P.s falls sie Interesse haben kann ich ein Mail senden wie es nächste woche beim Notar wirklich passieren wird.

Hallo Lima,
mit dem zurücklehnen war wörtlich zu nehmen. Der Notar macht auch die Verzichtserklärung in einem Vertrag. Mit Anwalt und was auch immer da laufen soll, nur der Notar ist wichtig, sonst nichts. Läuft dies nicht so, so überlege, warum für ein Anwalt Geld bezahlt werden soll, wenn der Notar dies in dem Vertrag beurkundet.
Gruß tummle

Hallo Lima,

Was mich interessiert muß ich
darauf achten welche Dokumente (und deren Richtigkeit) die
Schwägerin dem Notar sendet oder ist es eine Pflicht des
Notars dafür zu sorgen das ich das Haus Lastenfrei bekommen
und darüber zu wachen dass solche Dokumente eben richtig sind?
Kann ich mich berühigt zurücklehnen?

Der Notar muss umfassend beraten und belehren. Sofern er das nicht ohnehin macht (es besteht keine Pflicht), sollte der Notar gebeten werden, das Grundbuch einzusehen und die Belastungen festzustellen. Wenn Lastenfreiheit vertraglich vereinbart ist, muss der Notar dies überwachen.

Schöne Grüße,
Foehranwalt

Hallo Lima,

ein Grundstückskauf wird über einen Notar abgewickelt.
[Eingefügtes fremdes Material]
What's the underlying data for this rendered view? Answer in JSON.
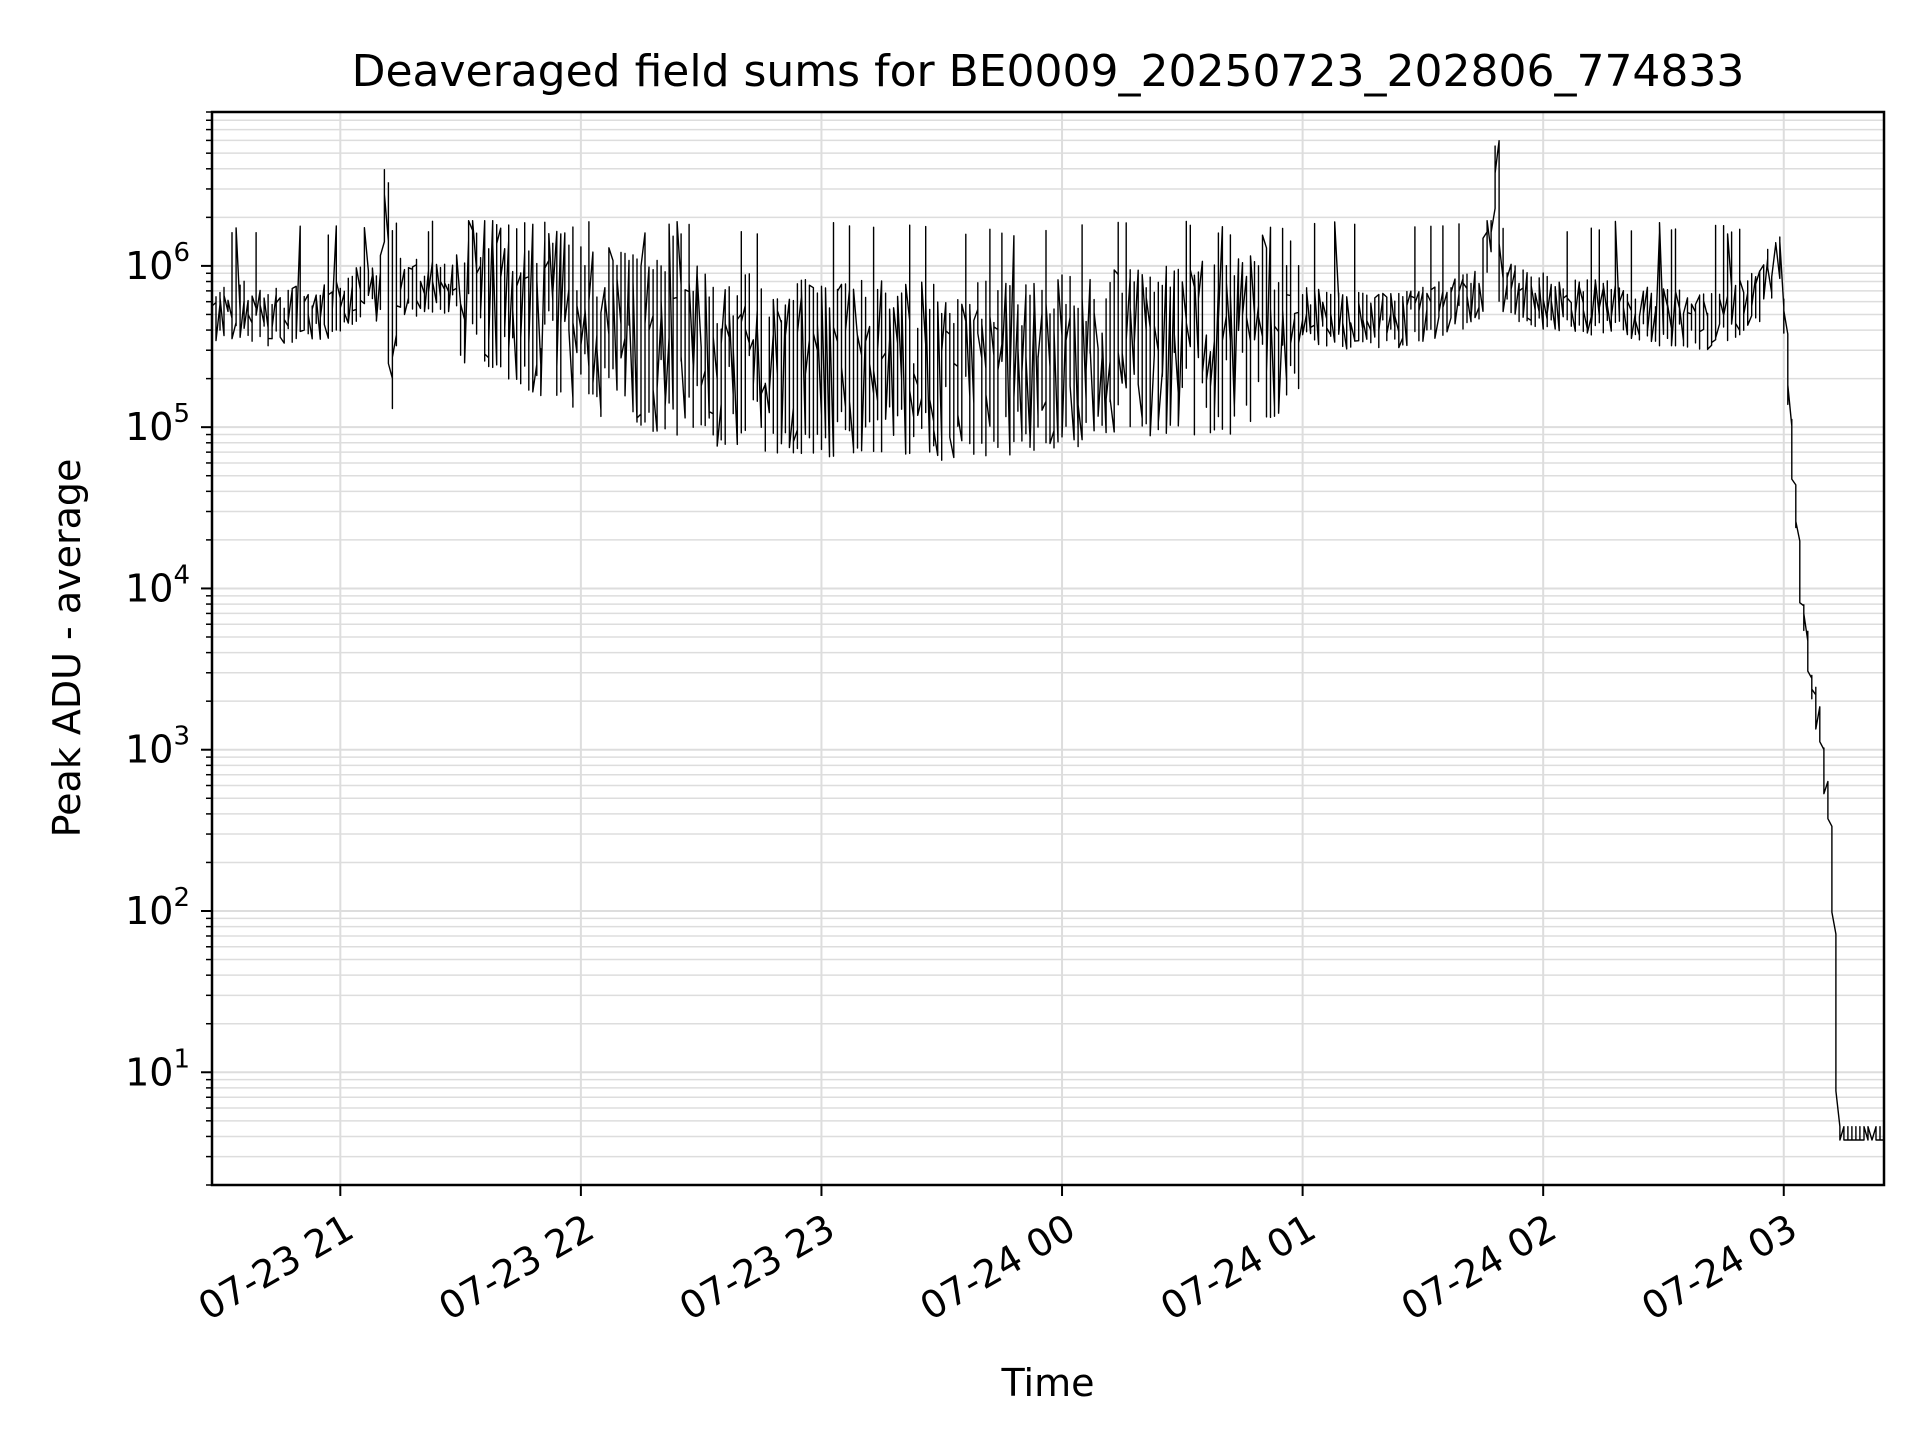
{
  "chart_data": {
    "type": "line",
    "title": "Deaveraged field sums for BE0009_20250723_202806_774833",
    "xlabel": "Time",
    "ylabel": "Peak ADU - average",
    "y_scale": "log",
    "ylim": [
      2,
      9000000
    ],
    "xlim": [
      "2025-07-23 20:28",
      "2025-07-24 03:25"
    ],
    "grid": true,
    "line_color": "#000000",
    "grid_color": "#dddddd",
    "x_ticks": [
      {
        "label": "07-23 21",
        "value": "2025-07-23 21:00"
      },
      {
        "label": "07-23 22",
        "value": "2025-07-23 22:00"
      },
      {
        "label": "07-23 23",
        "value": "2025-07-23 23:00"
      },
      {
        "label": "07-24 00",
        "value": "2025-07-24 00:00"
      },
      {
        "label": "07-24 01",
        "value": "2025-07-24 01:00"
      },
      {
        "label": "07-24 02",
        "value": "2025-07-24 02:00"
      },
      {
        "label": "07-24 03",
        "value": "2025-07-24 03:00"
      }
    ],
    "y_ticks": [
      {
        "base": "10",
        "exp": "1",
        "value": 10
      },
      {
        "base": "10",
        "exp": "2",
        "value": 100
      },
      {
        "base": "10",
        "exp": "3",
        "value": 1000
      },
      {
        "base": "10",
        "exp": "4",
        "value": 10000
      },
      {
        "base": "10",
        "exp": "5",
        "value": 100000
      },
      {
        "base": "10",
        "exp": "6",
        "value": 1000000
      }
    ],
    "series": [
      {
        "points": [
          [
            "2025-07-23 20:28",
            450000
          ],
          [
            "2025-07-23 20:35",
            550000
          ],
          [
            "2025-07-23 20:42",
            480000
          ],
          [
            "2025-07-23 20:50",
            500000
          ],
          [
            "2025-07-23 20:58",
            520000
          ],
          [
            "2025-07-23 21:05",
            700000
          ],
          [
            "2025-07-23 21:10",
            650000
          ],
          [
            "2025-07-23 21:12",
            3300000
          ],
          [
            "2025-07-23 21:13",
            150000
          ],
          [
            "2025-07-23 21:15",
            750000
          ],
          [
            "2025-07-23 21:25",
            700000
          ],
          [
            "2025-07-23 21:35",
            900000
          ],
          [
            "2025-07-23 21:45",
            600000
          ],
          [
            "2025-07-23 22:00",
            450000
          ],
          [
            "2025-07-23 22:15",
            350000
          ],
          [
            "2025-07-23 22:30",
            280000
          ],
          [
            "2025-07-23 22:45",
            250000
          ],
          [
            "2025-07-23 23:00",
            230000
          ],
          [
            "2025-07-23 23:15",
            240000
          ],
          [
            "2025-07-23 23:30",
            220000
          ],
          [
            "2025-07-23 23:45",
            230000
          ],
          [
            "2025-07-24 00:00",
            260000
          ],
          [
            "2025-07-24 00:15",
            280000
          ],
          [
            "2025-07-24 00:30",
            300000
          ],
          [
            "2025-07-24 00:45",
            320000
          ],
          [
            "2025-07-24 01:00",
            500000
          ],
          [
            "2025-07-24 01:15",
            450000
          ],
          [
            "2025-07-24 01:30",
            480000
          ],
          [
            "2025-07-24 01:45",
            650000
          ],
          [
            "2025-07-24 01:49",
            4700000
          ],
          [
            "2025-07-24 01:50",
            700000
          ],
          [
            "2025-07-24 02:00",
            600000
          ],
          [
            "2025-07-24 02:15",
            550000
          ],
          [
            "2025-07-24 02:30",
            480000
          ],
          [
            "2025-07-24 02:45",
            450000
          ],
          [
            "2025-07-24 02:55",
            700000
          ],
          [
            "2025-07-24 02:59",
            1100000
          ],
          [
            "2025-07-24 03:00",
            1000000
          ],
          [
            "2025-07-24 03:02",
            130000
          ],
          [
            "2025-07-24 03:05",
            8000
          ],
          [
            "2025-07-24 03:07",
            3500
          ],
          [
            "2025-07-24 03:10",
            1200
          ],
          [
            "2025-07-24 03:12",
            400
          ],
          [
            "2025-07-24 03:13",
            80
          ],
          [
            "2025-07-24 03:14",
            4
          ],
          [
            "2025-07-24 03:25",
            4
          ]
        ]
      }
    ]
  }
}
Im Kaufvertrag sollte stehen:

Kaufpreiszahlung über den Notar ( Notaranderkonto ), Auszahlung an den Verkäufer, wenn die lastenfreie Umschreibung des Grundstückes mit Haus in vollem Umfang auf den Käufer sichergestellt ist.

Dann kannst Du beruhigt sein; alles macht nun der Notar und für haftet er.

MfG

Stefan Seidel

Leider kann ich hier nicht weiterhelfen.